Sementara kedua orang tua terus asyik berkumpul, yang lelaki memegang segelas anggur merah, berdiri anggun bersosialisasi tanpa melirik kiri kanan, yang perempuan duduk di meja, sebungkus rokok dan sebotol bier manjadi teman cumbu, entah ceceran pikiran apa yang di bagikan ke para tamu. Begitu riang dan gembira. Kutangkap pula ada banyak gelak pecah serentak.

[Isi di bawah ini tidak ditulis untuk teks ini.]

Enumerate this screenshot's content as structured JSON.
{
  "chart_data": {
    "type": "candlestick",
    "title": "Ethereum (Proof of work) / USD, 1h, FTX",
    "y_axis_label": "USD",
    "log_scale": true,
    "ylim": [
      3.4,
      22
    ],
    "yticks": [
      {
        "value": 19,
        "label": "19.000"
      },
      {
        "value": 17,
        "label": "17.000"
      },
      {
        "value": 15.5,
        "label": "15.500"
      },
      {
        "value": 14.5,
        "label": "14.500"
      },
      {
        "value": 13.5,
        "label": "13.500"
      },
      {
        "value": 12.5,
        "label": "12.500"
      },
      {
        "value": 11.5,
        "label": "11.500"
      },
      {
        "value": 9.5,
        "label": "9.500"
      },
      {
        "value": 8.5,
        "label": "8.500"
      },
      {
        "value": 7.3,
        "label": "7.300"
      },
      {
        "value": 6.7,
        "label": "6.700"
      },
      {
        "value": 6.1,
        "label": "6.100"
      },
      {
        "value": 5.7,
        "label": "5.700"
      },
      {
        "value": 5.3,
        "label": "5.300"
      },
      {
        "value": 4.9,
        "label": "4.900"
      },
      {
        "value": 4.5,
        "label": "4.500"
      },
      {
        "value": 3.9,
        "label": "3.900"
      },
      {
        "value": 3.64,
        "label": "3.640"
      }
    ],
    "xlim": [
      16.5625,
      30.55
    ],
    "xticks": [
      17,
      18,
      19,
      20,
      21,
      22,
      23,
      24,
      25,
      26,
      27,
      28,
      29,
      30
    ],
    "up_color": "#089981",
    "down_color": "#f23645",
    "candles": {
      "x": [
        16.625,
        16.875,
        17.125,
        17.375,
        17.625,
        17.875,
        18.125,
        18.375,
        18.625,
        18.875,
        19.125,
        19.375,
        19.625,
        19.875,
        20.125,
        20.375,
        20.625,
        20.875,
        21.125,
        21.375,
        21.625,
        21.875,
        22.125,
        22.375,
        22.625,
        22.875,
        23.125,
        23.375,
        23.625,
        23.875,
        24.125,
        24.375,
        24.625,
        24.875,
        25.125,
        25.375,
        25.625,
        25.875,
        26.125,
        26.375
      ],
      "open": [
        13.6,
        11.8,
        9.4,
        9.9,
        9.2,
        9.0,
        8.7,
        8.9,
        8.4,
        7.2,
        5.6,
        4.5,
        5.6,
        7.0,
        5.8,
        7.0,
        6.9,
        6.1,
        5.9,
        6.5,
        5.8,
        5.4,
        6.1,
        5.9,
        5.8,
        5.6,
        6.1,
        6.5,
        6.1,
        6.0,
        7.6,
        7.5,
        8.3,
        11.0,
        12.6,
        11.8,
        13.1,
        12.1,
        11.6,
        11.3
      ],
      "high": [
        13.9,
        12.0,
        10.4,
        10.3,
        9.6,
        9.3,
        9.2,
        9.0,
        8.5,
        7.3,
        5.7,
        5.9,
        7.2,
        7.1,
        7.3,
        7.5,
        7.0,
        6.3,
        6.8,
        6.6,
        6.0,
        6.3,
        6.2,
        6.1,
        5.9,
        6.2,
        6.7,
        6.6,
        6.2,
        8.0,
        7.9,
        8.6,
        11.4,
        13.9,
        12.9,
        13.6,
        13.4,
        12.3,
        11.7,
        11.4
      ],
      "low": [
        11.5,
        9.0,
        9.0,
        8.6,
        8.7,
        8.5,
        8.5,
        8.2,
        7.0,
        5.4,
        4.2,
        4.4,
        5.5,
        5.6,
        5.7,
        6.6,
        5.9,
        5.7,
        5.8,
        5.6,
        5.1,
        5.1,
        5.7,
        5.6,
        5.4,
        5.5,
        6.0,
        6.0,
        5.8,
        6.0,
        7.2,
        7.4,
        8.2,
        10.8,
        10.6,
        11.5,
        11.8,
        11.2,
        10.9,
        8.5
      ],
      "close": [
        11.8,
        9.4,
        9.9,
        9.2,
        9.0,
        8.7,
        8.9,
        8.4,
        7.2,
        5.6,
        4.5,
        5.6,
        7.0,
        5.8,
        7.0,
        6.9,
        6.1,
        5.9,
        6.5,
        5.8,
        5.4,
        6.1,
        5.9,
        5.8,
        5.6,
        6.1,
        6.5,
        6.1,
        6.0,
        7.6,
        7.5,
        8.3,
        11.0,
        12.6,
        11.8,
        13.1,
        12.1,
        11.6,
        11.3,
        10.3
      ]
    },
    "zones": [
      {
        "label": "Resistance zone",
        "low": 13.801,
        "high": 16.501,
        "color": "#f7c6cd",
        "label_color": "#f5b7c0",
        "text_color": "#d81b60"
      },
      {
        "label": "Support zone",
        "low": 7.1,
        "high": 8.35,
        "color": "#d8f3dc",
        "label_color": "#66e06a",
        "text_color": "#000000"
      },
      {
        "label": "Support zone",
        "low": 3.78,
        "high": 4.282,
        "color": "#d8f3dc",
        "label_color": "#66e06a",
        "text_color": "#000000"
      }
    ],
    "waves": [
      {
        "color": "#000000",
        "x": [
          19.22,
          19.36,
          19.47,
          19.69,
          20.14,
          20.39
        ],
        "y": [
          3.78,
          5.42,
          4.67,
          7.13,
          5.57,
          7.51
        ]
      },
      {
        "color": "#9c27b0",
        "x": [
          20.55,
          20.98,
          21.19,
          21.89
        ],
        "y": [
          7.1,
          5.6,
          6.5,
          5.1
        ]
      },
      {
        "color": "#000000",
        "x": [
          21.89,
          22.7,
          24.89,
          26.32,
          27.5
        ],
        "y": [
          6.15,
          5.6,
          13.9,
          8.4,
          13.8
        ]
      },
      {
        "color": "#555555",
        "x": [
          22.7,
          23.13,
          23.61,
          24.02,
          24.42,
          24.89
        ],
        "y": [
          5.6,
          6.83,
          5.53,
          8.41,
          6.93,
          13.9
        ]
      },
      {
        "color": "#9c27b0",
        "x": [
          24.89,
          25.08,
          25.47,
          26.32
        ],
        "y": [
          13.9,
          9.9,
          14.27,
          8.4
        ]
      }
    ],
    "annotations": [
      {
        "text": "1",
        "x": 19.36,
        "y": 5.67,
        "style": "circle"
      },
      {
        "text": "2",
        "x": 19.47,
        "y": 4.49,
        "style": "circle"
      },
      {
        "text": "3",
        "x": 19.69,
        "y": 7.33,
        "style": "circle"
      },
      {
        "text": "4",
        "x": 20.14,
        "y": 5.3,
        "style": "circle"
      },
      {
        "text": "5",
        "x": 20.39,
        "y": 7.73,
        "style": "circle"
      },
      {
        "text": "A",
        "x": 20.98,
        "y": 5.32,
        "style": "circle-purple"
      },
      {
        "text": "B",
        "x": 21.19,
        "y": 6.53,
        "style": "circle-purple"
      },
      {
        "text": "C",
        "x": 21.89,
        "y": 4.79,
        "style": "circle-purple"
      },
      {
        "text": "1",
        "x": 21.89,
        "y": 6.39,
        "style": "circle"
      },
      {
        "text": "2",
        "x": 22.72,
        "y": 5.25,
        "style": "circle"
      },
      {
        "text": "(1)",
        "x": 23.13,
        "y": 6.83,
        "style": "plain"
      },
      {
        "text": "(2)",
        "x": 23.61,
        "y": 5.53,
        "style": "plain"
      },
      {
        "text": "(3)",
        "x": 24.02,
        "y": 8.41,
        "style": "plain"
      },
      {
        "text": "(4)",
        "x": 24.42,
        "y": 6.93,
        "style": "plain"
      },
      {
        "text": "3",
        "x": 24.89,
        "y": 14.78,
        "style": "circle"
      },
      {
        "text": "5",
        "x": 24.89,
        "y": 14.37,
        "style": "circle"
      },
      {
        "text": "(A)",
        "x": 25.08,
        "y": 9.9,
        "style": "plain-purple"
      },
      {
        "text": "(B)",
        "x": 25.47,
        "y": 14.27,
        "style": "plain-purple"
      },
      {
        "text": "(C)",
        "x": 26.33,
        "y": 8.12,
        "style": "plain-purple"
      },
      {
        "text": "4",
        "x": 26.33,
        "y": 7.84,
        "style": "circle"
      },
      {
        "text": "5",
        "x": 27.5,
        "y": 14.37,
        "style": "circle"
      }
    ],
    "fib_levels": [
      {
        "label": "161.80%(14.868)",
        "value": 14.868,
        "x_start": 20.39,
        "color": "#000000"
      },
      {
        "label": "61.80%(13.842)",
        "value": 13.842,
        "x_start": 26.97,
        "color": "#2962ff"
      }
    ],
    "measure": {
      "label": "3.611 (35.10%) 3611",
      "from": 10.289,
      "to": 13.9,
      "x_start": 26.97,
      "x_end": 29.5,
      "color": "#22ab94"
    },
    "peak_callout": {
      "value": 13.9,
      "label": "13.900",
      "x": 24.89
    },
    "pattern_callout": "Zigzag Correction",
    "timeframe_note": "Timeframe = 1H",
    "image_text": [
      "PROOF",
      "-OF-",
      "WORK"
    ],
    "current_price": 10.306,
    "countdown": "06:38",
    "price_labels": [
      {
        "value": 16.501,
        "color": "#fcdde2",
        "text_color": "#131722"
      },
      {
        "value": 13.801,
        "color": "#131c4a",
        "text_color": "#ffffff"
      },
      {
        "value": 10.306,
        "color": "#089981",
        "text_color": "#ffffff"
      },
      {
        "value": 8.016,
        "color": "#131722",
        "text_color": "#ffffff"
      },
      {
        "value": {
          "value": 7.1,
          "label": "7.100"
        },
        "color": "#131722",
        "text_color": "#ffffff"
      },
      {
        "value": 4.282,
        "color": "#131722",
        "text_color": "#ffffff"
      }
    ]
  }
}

Malampun tiba, belum ada tanda tanda barisan bubar jalan, mendengar suara si bungsu menanggis meraung raung di sekap dalam kamar tanpa cahaya. Terdorong rasa iba, saya berinisiaf menuntaskan makan lebih cepat dan menjaganya. Namun saya telah mengambil reflek yang salah, lebih dari tiga jam, tak sekalipun si ayahbunda datang menjenguk. Pelajaran yg ku petik, itulah cara orang tua sini meninabobokan si kecil.
*******
Terkenang senandung samar bunda, wibawa suara ayah menghantar donggeng dan belai sayang jemari mereka menghantar kami bersaudara ke peraduan. Hingga nasehat dan petuah yang ditularkan itu, menempa kami menjadi anak anak manis, dimanapun kami berpijak.
Sambil terus membujuk si kecil, yang kehabisan tenaga jerit, agar terlelap dipangkuanku, ku hela napas panjang, ku hempas segenap beban, kupanjatkan kidung pujian. Aneh, hatiku tersayat, sesaat kemudian, saya mulai menanggis..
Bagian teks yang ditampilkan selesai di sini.